Das war allen hochwillkommen; große Stücke gebratenen Rind-und Hirschfleisches wanderten an Land. Dann fuhren die Abiponen zurück; diesmal in einem Kanu, das zu nehmen man ihnen erlaubt hatte, und die Flüchtlinge griffen zu den Speisen. Auch der Junge zeigte jetzt gesunden Appetit.

Bald darauf wurden vom Ufer aus Zeichen gegeben. Sie bestiegen mit dem vorsichtshalber wieder gebundenen Indianerjungen die Kanus und ruderten hinüber. Sie fanden, von zwei berittenen Indianern gehalten, ihre Tiere und zwei weitere Pferde, deren eines, für Parinkaikin bestimmt, reichen indianischen Schmuck aufwies. Parinkaikin wurde in den Sattel gesetzt, die Füße wurden ihm unter dem Bauch des Pferdes zusammengebunden, das Juan mit einem Lasso an sich fesselte.

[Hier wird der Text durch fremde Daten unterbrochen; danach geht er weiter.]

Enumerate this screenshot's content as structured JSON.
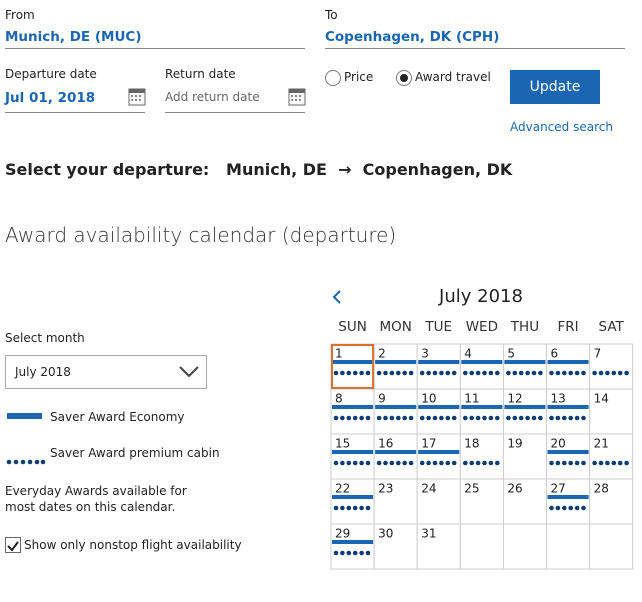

Den Indianerknaben zwischen sich, ritten Juan und Pati hinter den beiden Indianern her. Juan hatte ihnen durch den Cura befehlen lassen, den Weg nach Westen in der Richtung auf den Saladillo zu nehmen.

Bald war die Kavalkade im Wald verschwunden. Hunderte funkelnder Augen folgten ihnen. Doch hatte kein Abipone sich sehen lassen. Ungefährdet erreichten sie schließlich den Saladillo und überschritten ihn. Erst als sie sich in völliger Sicherheit glauben durften, entließen sie die beiden Indianer mit dem Häuptlingssohn. Ungefährdet erreichten sie bald darauf das friedliche San Luis, wo sie endlich nach schweren Tagen Ruhe fanden.